Sütlü Nuriye ve ahengi yitirmek üzerine..
- Yelda Altunal
- 22 Mar 2018
- 2 dakikada okunur
Güncelleme tarihi: 26 Eki 2020
Bu ara müzik hakkında pek bir diyeceğim varmış. Ardı ardına dökülüyor farkındayım ama evde 7/24 müzik çalıyor ben ne yapayım? Bir akış oluşuyor zamanla, bazılarının adını bilmediğim enstrümanlar, tınıları bambaşka ufuklar açıyor.
Ev, müzik, içinde yaşayanlar, objeler hepsi birbiriyle ahenk halinde ve ben buna çok alışmışım besbelli. En ufak bir uyumsuzlukta, içinden çıkamadığım bir labirentteymişim hissine kapılıyor, huzursuzlanıyorum.
Bu hafta bir dostumuzla, üniversite yılları boyunca Çarşı’sının yollarını eskittiğimiz Beşiktaş’taydık. Dostun kendisi şeker gibidir ama biz alışkanlıktan, geleneksel Çarşamba’yı şenlendirmek adına 2 porsiyon baklava aldık meşhur Sütlü Nuriye’ci abilerden. Sütlü Nuriye kalmamıştı da.
Neyse elimizde baklavalar, bir süre çayla birlikte demleneceğimiz bir yer aradık durduk.

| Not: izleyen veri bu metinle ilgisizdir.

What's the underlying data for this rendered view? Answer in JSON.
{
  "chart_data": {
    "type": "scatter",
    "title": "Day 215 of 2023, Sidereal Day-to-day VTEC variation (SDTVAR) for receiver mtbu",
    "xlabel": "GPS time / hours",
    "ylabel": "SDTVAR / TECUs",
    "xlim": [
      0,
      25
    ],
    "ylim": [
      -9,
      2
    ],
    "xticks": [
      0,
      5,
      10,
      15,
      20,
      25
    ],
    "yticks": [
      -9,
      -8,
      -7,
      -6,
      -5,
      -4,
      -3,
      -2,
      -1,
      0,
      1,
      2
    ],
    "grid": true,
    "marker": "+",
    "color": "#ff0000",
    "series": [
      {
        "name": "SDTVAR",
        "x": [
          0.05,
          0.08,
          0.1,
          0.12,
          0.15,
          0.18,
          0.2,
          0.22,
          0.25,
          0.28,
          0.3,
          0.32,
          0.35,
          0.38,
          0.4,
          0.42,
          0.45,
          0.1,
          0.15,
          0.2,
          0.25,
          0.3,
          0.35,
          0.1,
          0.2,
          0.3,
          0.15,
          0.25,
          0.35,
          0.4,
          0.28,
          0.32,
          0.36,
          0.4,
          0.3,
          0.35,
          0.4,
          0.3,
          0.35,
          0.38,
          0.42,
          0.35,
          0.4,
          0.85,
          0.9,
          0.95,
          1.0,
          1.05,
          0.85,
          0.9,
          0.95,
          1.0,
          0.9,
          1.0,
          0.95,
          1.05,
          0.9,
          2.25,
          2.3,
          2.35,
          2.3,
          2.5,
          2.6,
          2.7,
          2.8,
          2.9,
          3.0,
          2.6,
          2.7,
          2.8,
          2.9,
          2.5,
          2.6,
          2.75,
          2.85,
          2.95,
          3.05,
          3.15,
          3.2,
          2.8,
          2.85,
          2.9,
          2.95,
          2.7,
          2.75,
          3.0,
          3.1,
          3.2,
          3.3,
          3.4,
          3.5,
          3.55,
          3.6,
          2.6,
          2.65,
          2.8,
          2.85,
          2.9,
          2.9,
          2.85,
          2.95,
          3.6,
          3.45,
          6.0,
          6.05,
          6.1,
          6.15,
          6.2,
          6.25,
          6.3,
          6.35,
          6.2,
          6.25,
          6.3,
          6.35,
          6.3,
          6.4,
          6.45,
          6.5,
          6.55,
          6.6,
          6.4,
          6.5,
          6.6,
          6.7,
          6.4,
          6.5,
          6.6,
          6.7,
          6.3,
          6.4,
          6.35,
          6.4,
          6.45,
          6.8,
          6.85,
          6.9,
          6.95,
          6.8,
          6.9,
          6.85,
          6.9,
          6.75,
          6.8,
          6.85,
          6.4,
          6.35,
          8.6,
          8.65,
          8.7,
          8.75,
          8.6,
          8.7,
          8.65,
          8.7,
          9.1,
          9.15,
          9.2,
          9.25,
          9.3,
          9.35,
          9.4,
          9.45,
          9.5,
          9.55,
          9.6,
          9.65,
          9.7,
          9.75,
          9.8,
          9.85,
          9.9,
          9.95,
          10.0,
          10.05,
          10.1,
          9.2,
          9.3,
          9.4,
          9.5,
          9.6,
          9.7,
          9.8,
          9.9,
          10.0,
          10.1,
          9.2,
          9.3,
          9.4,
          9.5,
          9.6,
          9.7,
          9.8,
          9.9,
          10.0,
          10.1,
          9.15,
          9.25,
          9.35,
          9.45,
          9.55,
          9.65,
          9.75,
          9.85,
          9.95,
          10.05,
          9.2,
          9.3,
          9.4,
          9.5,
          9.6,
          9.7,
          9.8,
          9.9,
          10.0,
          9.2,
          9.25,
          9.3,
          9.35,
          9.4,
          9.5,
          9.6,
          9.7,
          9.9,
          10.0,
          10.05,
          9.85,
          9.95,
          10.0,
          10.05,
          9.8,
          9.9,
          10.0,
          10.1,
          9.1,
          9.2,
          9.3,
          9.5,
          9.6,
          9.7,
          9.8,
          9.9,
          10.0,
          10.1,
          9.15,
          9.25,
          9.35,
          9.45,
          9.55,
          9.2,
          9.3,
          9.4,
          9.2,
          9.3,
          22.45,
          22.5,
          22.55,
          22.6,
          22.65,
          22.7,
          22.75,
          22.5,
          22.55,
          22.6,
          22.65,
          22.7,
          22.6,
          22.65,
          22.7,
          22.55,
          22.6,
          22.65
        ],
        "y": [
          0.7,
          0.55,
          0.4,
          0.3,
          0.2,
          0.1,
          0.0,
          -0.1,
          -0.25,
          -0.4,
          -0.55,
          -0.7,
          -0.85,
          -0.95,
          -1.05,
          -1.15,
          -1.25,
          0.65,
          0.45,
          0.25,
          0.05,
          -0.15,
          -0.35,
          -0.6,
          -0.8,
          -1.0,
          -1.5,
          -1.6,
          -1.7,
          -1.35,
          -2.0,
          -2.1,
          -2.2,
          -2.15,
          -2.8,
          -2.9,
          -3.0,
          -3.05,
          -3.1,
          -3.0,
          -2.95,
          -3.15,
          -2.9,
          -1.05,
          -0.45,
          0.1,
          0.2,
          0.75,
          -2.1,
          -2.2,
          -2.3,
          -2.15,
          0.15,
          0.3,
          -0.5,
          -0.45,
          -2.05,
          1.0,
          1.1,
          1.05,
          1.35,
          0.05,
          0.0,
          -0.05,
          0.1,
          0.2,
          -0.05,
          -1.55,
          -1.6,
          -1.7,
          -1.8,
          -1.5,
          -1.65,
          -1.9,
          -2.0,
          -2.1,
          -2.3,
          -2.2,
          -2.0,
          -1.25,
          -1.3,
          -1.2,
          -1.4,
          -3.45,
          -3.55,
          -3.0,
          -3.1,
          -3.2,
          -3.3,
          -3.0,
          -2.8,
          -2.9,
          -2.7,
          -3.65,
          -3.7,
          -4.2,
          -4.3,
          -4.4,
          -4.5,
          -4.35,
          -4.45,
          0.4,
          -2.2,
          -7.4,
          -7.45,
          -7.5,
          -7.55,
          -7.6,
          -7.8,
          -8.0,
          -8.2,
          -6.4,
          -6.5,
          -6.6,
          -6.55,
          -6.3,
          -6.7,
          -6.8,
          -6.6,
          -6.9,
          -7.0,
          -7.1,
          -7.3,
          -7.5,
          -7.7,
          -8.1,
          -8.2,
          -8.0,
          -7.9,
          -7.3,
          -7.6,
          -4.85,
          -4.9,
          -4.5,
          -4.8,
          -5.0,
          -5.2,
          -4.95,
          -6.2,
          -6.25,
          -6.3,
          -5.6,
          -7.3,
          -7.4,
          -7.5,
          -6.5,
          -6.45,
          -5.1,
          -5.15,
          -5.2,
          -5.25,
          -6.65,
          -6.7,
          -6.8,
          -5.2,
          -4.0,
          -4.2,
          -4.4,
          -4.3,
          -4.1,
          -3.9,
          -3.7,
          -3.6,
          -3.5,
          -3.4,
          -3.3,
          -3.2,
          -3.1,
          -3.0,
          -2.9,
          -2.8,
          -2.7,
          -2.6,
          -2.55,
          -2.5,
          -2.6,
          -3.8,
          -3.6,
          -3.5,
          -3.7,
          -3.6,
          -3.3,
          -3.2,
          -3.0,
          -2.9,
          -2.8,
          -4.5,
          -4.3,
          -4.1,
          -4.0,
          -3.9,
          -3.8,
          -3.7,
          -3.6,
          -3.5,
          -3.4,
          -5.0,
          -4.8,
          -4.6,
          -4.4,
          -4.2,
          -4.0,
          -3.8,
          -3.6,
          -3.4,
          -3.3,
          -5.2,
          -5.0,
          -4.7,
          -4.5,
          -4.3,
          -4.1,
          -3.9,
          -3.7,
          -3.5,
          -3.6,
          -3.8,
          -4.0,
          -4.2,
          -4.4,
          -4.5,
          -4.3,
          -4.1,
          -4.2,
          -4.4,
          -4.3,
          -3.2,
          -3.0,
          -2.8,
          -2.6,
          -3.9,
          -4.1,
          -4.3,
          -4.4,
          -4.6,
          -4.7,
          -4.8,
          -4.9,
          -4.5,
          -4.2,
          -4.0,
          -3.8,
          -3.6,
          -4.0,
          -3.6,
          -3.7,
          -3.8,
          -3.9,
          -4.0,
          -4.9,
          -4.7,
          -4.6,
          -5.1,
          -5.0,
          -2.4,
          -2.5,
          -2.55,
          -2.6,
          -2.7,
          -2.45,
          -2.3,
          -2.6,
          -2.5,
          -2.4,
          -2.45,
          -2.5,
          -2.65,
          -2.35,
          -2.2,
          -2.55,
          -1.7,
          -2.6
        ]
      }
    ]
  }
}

Çarşı’da bir oraya bir buraya derken, sonunda tüm cesaretimi toplayıp, bir kafeye baklavalarımızı orada yiyip yiyemeyeceğimizi sordum. “Taze çayınız var mı?” gibi bir giriş yaptım elbette. Velhasıl adı özgürlüğü çağrıştıran bu kafeye dışarıdaki bir masasından eklemlenmiştik artık. Bizden mutlusu yoktu, birazdan taze çaylarımız gelecek, baklavayla birlikte İsveç’teki dostlarımıza fotoğraflayacağımız harika anlara şahit olunacaktı.

Kafe, içi dışı bolca güzel çiçekle bezeli, geleneksel süslemelerin yoğun olarak kullanıldığı, masa örtüsünden peçete katlayışına kadar pek çok şeyin el emeği göz nuru olduğu, iki tatlı kadın tarafından çekip çevrilen bir yer. Ev yemekleri servis ediliyor ve çayın yanında ev yapımı tatlılar var. O anda her şey öylesine ahenk içindeydi ki keşke sohbetimiz bir anlığına da olsa duraksamasaydı ve o müzik kulağıma öylesi hoyrat çalınmasaydı diye düşündüm sonradan. Ama yine gelmişti işte aynı huzursuzluk: Rihanna’nın orada ne işi vardı?
Popüler kültür, yaygın olarak beğenilen, tüketilen manasına gelir ve ticari bir anlam taşır. Kolay yayılıp, kolay tüketilebilen, toplumun geniş kesimlerine hitap edebilen popüler kültür; yenilik ve yaratıcılıktan tamamen uzak, daha önce denenip başarılı olmuş, formüle uyum sağlayan, ‘belirli’ kitlelere ve ‘belirli’ bir süre hoş gelen ürünler sunar. Popüler kültür ürünleri, insanları anı yaşamaya, tüketmeye, toplumsal ve siyasal konular hakkında daha az düşünmeye, anlık duygu değişikliklerine sevk eder.
Kafe sahibi belli ki civardaki öğrencileri düşünerek, böyle bir müzik konusunda ikna etmişti kendisini. Nedense gençlerin popüler müziğe bayıldıklarına dair kemikleşmiş bir algı var. Nedense dediğim, anı yaşamak, tüketmek, her bir şeyi hızlıca savuşturmak konusunda pek bir başarılı olduklarındandır tabii bu. Aslında kendisine kalsa bence Barış Manço çalardı kafede, Cahit Berkay çalardı, en olmadı Ezginin Günlüğü çalardı yahu. Rihanna çalmazdı. Ama çaldı, popüler müzik kafeyi, içindeki tüm insanları, bir anlığına kendi kültürüne davet etti. Bizde davete icabet etmemek olmaz tabi, biraz durduk çıktık.
Ama ahenk önemli dostlar, çok önemli.